Bring the water to the boil in a cooking pot and add the berries, stalks and all, and the coarsely chopped apples with skins and cores (only remove the seeds and stalks). Simmer gently for about 20 minutes.

Mash the stewed berries and apples with a potato masher and strain through a fine strainer lined with cheesecloth, or use a fruit press to extract the juice and then strain through a cheesecloth. Measure the juice and add 900 ml of sugar for every 1 litre of juice.

Return to the cooking pot and cook over low heat for 15-20 minutes or until a drop of the liquid sets when dripped on the back of a cold spoon. Pour into sterilized, hot jars and seal immediately.
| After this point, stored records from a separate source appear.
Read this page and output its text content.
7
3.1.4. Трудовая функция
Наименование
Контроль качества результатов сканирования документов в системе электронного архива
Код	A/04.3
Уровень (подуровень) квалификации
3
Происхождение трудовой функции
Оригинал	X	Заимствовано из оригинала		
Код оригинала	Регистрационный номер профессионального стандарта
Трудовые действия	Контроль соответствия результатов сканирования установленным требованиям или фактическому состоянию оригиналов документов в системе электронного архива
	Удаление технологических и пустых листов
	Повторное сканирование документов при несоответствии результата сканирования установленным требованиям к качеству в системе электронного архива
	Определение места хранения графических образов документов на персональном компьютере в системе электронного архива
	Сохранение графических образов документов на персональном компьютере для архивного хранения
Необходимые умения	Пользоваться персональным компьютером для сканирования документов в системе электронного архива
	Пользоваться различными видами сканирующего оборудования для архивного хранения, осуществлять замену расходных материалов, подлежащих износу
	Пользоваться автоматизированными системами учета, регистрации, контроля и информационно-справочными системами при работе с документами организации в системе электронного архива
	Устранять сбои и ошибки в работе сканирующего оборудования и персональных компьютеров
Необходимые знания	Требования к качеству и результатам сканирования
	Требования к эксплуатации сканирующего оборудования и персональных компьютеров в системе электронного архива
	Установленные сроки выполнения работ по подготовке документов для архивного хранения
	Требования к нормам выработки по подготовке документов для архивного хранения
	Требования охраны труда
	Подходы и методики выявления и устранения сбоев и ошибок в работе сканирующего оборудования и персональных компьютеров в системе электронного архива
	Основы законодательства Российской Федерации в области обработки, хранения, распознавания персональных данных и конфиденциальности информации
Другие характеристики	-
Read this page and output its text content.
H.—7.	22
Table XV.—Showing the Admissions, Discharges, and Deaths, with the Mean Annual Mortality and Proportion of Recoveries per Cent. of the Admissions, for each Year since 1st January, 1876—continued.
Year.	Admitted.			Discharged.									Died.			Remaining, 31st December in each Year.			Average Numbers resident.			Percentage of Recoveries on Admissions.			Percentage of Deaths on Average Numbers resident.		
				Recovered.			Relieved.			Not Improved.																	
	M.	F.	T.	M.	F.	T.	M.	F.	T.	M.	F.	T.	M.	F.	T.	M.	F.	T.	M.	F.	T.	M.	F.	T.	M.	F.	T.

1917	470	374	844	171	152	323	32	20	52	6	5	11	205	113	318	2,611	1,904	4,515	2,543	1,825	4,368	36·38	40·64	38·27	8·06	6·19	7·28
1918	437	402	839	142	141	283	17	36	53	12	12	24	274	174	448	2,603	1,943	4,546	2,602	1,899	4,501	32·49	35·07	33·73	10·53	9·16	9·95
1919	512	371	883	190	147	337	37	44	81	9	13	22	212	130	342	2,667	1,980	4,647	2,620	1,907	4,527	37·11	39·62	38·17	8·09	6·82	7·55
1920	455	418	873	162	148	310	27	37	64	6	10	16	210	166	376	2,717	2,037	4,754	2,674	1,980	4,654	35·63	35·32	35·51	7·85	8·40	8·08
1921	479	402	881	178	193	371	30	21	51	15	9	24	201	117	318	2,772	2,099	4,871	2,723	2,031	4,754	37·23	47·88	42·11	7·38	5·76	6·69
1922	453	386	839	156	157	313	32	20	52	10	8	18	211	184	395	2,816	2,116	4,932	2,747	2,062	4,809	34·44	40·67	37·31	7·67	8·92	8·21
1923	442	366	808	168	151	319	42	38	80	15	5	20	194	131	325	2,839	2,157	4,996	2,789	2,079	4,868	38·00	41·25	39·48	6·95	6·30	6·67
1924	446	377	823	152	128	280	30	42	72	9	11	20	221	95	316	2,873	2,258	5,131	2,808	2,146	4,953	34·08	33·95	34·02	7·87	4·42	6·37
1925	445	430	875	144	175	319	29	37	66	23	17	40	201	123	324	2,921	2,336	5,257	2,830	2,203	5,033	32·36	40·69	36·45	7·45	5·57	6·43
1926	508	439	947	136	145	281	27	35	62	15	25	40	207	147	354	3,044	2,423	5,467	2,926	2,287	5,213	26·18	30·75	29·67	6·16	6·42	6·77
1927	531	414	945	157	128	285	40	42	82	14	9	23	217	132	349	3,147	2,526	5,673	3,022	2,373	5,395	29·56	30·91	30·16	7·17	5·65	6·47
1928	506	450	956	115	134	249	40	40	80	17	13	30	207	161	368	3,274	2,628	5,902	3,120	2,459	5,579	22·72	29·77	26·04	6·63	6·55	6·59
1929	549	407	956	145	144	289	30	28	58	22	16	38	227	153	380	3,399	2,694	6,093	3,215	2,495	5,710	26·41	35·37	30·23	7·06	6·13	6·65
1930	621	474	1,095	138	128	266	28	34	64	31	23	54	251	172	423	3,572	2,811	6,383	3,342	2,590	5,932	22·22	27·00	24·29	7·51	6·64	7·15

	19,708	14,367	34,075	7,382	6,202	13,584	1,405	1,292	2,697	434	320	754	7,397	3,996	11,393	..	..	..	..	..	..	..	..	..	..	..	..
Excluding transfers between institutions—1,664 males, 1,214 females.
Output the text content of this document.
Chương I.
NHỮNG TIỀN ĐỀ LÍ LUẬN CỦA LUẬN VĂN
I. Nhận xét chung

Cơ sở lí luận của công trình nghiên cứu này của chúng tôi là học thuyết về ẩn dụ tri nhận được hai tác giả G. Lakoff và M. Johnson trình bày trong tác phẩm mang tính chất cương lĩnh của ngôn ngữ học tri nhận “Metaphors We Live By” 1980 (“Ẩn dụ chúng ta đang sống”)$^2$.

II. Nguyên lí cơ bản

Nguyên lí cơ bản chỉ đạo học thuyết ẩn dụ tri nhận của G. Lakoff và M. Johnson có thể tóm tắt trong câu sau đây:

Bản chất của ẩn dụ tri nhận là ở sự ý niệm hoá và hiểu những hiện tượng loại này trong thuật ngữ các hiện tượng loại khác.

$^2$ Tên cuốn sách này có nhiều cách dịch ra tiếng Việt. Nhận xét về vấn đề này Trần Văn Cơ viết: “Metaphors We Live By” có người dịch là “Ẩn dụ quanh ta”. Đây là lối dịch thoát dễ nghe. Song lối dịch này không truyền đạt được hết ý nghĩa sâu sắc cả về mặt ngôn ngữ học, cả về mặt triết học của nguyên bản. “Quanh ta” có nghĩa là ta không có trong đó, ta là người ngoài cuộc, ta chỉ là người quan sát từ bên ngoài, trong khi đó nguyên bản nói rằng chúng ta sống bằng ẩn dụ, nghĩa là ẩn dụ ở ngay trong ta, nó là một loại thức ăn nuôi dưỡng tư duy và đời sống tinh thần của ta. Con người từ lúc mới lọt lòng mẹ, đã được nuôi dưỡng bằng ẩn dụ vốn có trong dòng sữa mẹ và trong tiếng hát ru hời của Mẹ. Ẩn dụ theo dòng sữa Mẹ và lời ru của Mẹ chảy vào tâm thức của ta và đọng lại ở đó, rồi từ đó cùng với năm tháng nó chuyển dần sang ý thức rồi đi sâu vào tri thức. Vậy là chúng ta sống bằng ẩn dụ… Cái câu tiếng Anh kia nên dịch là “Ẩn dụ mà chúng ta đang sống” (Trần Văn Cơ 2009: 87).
Preservative may be added.


Sourdough rye bread

This bread relies on fermentation for both rising and sweetness. I have not tested this recipe.

2 kg. rye flour
1 litre of water or a 1:1 mixture of water and whey
1 tsp salt

Put the rye flour into a large bowl. Warm the water and add the salt and then add the water to the rye flour and mix well together. Turn out onto a floured table and knead until smooth and free of cracks. Rub a little bit of cooking oil on your hands and form the dough into a loaf. Put the loaf into a well-oiled container - Icelanders often use tins, but a cooking pot or a casserole dish may be used as well. It has to fit inside another, larger container. The dough must not fill the container as it will rise (the genius who wrote the recipe book unfortunately does not say by how much).

Put a damp cloth on top of the container and leave to rise in a warm spot overnight. When the dough has risen, put baking paper on top of it and then close the baking container (with a lid, or if that‘s not available, with aluminium foil). Now put the baking container into another container that is both deeper and wider, with a rack or metal trivet in the bottom so the water will flow under as well as around the bread container. Pour water into the second container until it reaches the middle of the first one. Close the second container tightly.

Cook over low temperature for 3 hours, or bake at around 120 °C for the same amount of time. After 3 hours, remove the bread from the container, turn it over and return to the container, close both containers tightly and return to the heat/oven for 3-4 hours. Remove and cool.